12:33 | 16.01.2009
Reiselust der Deutschen ungebrochen
Stuttgart (ddp-bwb). Die Deutschen lassen sich ihre Urlaubsfreuden
von der schweren Wirtschaftskrise offenbar nicht vermiesen. Nach
einer Prognose der Forschungsgemeinschaft Urlaub und Reisen, die vor
Beginn der Urlaubs-Messe CMT am Freitag in Stuttgart vorgestellt
wurde, werden die Buchungen auf dem Reisemarkt 2009 das Niveau des
vergangenen Jahres erreichen.
Nur 13 Prozent der Deutschen sähen ihre Urlaubsplanung von der
Finanzkrise betroffen. Das Marktforschungsinstituts GfK befürchtet in
der Studie TravelScope hingegen Einbußen. Demnach wurden bislang 4,4
Prozent weniger Urlaubsreisen für die noch laufende Wintersaison und
2,3 Prozent weniger Reisen für die kommende Sommersaison geplant.
Auf dem Gelände der neuen Landesmesse am Stuttgarter Flughafen
öffnet am Samstag die CMT. Sie gehört zu den größten Publikumsmessen
für Touristik und Freizeit in Europa und dient der Reisebranche als
Trendbarometer für das neue Jahr.
Laut GfK TravelScope wurden bereits verstärkt Frühbucherangebote
wahrgenommen. Dies zeige, dass sich Verbraucher bei langfristigen
Planungen kaum von Negativ-Meldungen aus der Wirtschaft beeinflussen
ließen. Bei kurzfristigen Angeboten, etwa für Winterreisen, bleiben
sie jedoch zurückhaltend. Wie stark die Sommersaison unter der Krise
leiden werde, lasse sich noch nicht sagen, hieß es.

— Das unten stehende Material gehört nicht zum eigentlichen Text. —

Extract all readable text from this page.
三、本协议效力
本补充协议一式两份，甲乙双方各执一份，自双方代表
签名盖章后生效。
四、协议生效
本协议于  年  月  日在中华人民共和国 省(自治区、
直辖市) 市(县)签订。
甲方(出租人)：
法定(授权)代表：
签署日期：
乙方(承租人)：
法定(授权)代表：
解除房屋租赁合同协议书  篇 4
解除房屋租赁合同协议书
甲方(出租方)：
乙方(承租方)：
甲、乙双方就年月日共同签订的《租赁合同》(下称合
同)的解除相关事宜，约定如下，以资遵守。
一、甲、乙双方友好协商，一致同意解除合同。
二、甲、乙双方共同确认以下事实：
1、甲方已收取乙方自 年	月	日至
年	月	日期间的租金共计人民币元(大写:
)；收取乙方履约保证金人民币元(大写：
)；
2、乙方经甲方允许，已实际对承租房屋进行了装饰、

Dies hänge auch
davon ab, wie viele Menschen vom Konjunkturabschwung betroffen sein
werden.
Martin Lohmann von der Forschungsgemeinschaft Urlaub und Reisen
räumte ein: «Die rechte Urlaubslust will bei manchen noch nicht
aufkommen». Bislang führe die «Besorgnis und Unsicherheit in
wirtschaftlicher Hinsicht» noch zu einer «abwartenden Haltung». 21
Prozent der Deutschen planen für 2009 weniger Reisen als im
vergangenen Jahr. Etwa genauso viele planen jedoch mehr Reisen.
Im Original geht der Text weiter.